Hukum Tidak Berjabat Tangan dalam Islam, Berikut Penjelasannya
Mayoritas ulama kecuali madzhab Syafi’i membolehkan jabat tangan dengan perempuan tua yang bukan mahram.
Para ulama punya pendapat berbeda mengenai hukum berjabat tangan dengan lawan jenis.
Hukum Tidak Berjabat Tangan dalam Islam, Berikut Penjelasannya
Setiap Muslim dianjurkan untuk saling berkunjung dan berjabat tangan. Meski terlihat sederhana, berjabat tangan dengan sesama umat Islam memiliki pahala yang besar.
Saat menjalin silaturahmi, hendaknya umat Muslim mengisinya dengan berbagai hal yang bermanfaat seperti saling mengakui kesalahan dan berjabat tangan. Adapun keutamaan silaturahmi sebagaimana yang disebutkan dalam sebuah hadis riwayat dari Aisyah, Rasulullah SAW bersabda:
“Kebaikan yang pahalanya paling cepat didapat adalah berbuat baik kepada orang tua dan silaturrahim. Sedangkan kejelekan yang cepat siksanya adalah berbuat keji dan memutus tali persaudaraan.”
Kendati demikian, ada hukum tidak diperbolehkannya umat Islam berjabat tangan dengan lawan jenis. Lebih jelasnya, berikut hukum tidak berjabat tangan dan penjelasannya yang merdeka.com lansir dari NU Online:
Hukum Berjabat Tangan dengan Lawan Jenis
Para ulama punya pendapat berbeda mengenai hukum berjabat tangan dengan lawan jenis. Mayoritas ulama kecuali madzhab Syafi’i membolehkan jabat tangan dengan perempuan tua yang bukan mahram.

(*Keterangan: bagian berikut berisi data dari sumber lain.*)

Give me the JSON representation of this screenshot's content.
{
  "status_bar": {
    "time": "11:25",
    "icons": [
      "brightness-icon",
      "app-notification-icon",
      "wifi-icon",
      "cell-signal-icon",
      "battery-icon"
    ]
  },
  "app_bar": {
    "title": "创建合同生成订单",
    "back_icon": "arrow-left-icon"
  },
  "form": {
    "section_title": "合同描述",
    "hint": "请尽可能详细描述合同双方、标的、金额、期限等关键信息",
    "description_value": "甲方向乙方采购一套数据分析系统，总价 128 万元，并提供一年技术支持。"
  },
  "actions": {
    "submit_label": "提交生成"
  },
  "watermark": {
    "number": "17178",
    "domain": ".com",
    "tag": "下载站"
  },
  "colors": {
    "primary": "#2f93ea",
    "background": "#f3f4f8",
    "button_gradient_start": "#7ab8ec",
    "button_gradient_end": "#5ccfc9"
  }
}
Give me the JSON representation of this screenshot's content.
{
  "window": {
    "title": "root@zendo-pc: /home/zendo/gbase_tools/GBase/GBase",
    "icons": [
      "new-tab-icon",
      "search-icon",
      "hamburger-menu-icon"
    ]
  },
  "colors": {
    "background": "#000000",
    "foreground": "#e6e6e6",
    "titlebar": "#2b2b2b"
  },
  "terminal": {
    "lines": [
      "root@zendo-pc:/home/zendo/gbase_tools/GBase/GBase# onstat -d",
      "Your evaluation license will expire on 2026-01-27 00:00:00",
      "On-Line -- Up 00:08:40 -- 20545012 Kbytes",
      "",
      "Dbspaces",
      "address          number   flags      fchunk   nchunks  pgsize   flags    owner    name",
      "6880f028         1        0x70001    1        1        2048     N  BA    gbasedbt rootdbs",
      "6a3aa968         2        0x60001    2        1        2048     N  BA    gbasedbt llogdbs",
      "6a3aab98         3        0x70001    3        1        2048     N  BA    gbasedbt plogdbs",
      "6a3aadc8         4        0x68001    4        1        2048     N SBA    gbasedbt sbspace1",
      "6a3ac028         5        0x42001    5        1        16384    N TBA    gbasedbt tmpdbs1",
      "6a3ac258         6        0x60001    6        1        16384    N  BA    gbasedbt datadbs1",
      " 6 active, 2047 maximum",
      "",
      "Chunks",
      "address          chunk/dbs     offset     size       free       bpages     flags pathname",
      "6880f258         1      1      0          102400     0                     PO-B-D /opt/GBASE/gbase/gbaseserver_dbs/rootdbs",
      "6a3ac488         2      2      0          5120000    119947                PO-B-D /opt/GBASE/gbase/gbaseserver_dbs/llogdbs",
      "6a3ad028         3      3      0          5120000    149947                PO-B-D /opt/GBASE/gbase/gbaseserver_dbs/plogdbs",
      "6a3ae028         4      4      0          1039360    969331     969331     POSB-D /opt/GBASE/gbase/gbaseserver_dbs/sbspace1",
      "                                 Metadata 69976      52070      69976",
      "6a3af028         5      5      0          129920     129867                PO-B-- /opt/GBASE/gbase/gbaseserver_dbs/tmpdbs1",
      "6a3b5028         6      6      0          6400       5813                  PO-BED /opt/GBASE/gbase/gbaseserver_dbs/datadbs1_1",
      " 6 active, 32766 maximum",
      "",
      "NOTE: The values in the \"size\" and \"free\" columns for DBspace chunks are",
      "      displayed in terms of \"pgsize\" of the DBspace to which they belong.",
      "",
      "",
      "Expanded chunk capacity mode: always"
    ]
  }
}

Hal ini sebagaimana keterangan berikut ini, yang artinya:
“Jabat tangan dengan perempuan haram berdasarkan sabda Rasulullah SAW, ‘Aku tidak berjabat tangan dengan perempuan,’ (HR Al-Muwaththa’, At-Tirmidzi, dan An-Nasa’i). Tetapi mayoritas ulama selain madzhab Syafi’I membolehkan jabat tangan dan sentuh tangan perempuan tua yang tidak bersyahwat karena tidak khawatir fitnah. Hanya saja Madzhab Hanbali memakruhkan jabat tangan dengan perempuan dan melarang keras termasuk dengan mahram. Tetapi Madzhab Hanbali membolehkan jabat tangan bagi seorang bapak dengan anaknya dan membolehkan jabat tangan perempuan tua–maaf–buruk rupa,” (Lihat Syekh Wahbah Az-Zuhayli, Al-Fiqhul Islami wa Adillatuh)
Hukum Berjabat Tangan dengan Lawan Jenis Menurut Madzhab Syafii
Sementara itu, madzhab Syafi'i mengharamkan jabat tangan dan memandang perempuan, sekalipun itu seorang perempuan tua. Kendati demikian, madzhab ini membolehkan jabat tangan antara seorang laki-laki dan perempuan yang bukan mahramnya dengan dihalangi sarung tangan. Sebagaimana keterangan berikut, artinya:
“Madzhab Syafi’i mengharamkan bersentuhan dan memandang perempuan secara mutlak, meskipun hanya perempuan tua. Tetapi boleh jabat tangan dengan alas (sejenis sarung tangan atau kain) yang mencegah sentuhan langsung,” (Lihat Syekh Wahbah Az-Zuhayli, Al-Fiqhul Islami wa Adillatuh)
“Sesungguhnya aku tidak berjabat tangan dengan perempuan. Sesungguhnya ucapanku kepada seratus wanita sebagaimana ucapanku kepada satu orang wanita.” (HR Nasa’i)
Syarat Berjabat Tangan dengan Lawan Jenis Menurut Syekh Qardhawi
Menurut Syekh Qardhawi, berjabat tangan boleh dilakukan dengan lawan jenis asalkan memenuhi beberapa syarat. Hukum berjabat tangan dengan lawan jenis haram apabila disertai dengan syahwat dan menikmati hal tersebut. Hal ini dikhawatirkan akan menjadi fitnah.
Sedangkan, berjabat tangan dengan lawan jenis boleh dilakukan dengan wanita tua yang sudah tidak punya gairah terhadap laki-laki. Demikian pula dengan anak-anak kecil yang belum mempunyai syahwat terhadap laki-laki. Hal ini diperbolehkan karena mereka aman dari sebab-sebab fitnah.